La Ritornanza

    Maria Grazia Caso

    Testo di Lucio Capo*

    foto CantieriVisivi

    Parafrasando Giacomo Leopardi “Io ritorno al natio borgo selvaggio e mi allontano dalla gretta gente”.

    In tempo di corona virus, non solo i poeti ma anche gli architetti auspicano un ritorno al paesello natale. Le grandi archistar italiane hanno sentenziato di un ritorno al borgo natio. Stefano Boeri, Massimiliano Fuksas e Renzo Piano, teorizzano il ritorno al passato,  per un avvenire di vita e di socialità nei piccoli borghi. Un’idea niente affatto peregrina, come ci ricorda un altro grande maestro dell’architettura contemporanea Rem Koolhaas, con la mostra Countryside The Future”al Museo Guggenheim di New York.

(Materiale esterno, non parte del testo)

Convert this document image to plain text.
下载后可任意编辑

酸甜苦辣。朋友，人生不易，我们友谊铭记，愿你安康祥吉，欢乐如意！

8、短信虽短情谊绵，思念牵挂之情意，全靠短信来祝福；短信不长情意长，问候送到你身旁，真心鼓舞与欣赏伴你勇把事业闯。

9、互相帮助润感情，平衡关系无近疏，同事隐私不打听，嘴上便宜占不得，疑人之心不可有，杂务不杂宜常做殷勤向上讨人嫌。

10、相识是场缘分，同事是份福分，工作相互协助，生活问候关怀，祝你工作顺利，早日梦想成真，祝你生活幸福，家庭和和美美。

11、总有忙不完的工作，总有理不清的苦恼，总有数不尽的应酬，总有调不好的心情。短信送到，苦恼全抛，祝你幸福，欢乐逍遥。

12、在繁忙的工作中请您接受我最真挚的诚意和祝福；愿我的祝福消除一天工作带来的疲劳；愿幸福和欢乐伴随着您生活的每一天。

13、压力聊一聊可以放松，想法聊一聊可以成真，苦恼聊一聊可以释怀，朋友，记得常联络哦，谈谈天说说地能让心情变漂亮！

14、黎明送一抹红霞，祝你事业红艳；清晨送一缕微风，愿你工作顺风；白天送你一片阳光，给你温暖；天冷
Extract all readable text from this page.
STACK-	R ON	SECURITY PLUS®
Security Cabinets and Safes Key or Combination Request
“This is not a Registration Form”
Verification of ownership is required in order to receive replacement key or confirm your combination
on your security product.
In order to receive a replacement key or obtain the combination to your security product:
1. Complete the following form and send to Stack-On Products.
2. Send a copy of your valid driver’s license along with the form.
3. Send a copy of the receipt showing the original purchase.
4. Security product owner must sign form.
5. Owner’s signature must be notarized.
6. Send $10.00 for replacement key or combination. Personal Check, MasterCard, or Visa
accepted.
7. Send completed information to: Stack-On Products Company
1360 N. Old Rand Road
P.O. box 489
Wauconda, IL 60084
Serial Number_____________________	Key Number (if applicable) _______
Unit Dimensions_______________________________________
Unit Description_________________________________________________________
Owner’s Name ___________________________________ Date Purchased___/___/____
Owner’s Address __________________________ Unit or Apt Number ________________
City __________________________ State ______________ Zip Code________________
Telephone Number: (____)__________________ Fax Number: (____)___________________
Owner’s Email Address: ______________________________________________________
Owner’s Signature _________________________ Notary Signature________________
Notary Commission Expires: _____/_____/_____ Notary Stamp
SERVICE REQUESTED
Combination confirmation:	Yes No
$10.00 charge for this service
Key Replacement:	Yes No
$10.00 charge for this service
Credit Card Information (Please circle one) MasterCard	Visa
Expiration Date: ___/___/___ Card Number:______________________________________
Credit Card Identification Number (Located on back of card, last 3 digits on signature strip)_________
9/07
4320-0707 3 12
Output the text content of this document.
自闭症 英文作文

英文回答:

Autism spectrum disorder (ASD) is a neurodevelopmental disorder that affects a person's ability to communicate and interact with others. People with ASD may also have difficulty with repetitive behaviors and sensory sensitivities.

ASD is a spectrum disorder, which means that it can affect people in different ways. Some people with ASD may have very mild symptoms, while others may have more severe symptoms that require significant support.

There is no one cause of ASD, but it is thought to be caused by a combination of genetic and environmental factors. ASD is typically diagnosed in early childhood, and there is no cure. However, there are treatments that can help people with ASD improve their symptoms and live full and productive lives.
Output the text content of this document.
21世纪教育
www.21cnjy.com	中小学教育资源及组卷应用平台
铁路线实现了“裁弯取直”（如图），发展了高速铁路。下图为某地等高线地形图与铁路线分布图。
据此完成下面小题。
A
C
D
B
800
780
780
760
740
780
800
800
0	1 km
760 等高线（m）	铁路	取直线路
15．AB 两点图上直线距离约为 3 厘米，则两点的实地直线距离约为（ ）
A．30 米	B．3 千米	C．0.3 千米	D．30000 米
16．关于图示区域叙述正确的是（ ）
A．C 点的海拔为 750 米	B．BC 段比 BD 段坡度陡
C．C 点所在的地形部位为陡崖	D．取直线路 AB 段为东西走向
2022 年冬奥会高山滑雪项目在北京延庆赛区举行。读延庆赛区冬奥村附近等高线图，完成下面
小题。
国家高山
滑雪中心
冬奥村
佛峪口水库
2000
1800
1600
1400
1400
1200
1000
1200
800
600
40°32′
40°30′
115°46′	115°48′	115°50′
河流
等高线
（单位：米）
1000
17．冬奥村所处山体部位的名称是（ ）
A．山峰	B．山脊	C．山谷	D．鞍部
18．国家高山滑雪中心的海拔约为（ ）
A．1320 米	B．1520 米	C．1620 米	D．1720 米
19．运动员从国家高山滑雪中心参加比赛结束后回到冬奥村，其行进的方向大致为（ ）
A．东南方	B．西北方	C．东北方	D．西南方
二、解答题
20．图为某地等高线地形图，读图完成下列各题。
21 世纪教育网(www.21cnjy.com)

    I piccoli borghi esistono, vivono, sono lì, e, seppur abbandonati combattono insieme a noi, per un nuovo umanesimo, che fa della lentezza e del silenzio la matrice esistenziale in cui vivere oggi, domani e sempre. C’è un futuro nei borghi? Forse si! Ma senza cemento, asfalto e spreco di soldi pubblici per infrastrutture inutili, sembra banale ma è meglio ribadirlo sempre e con forza.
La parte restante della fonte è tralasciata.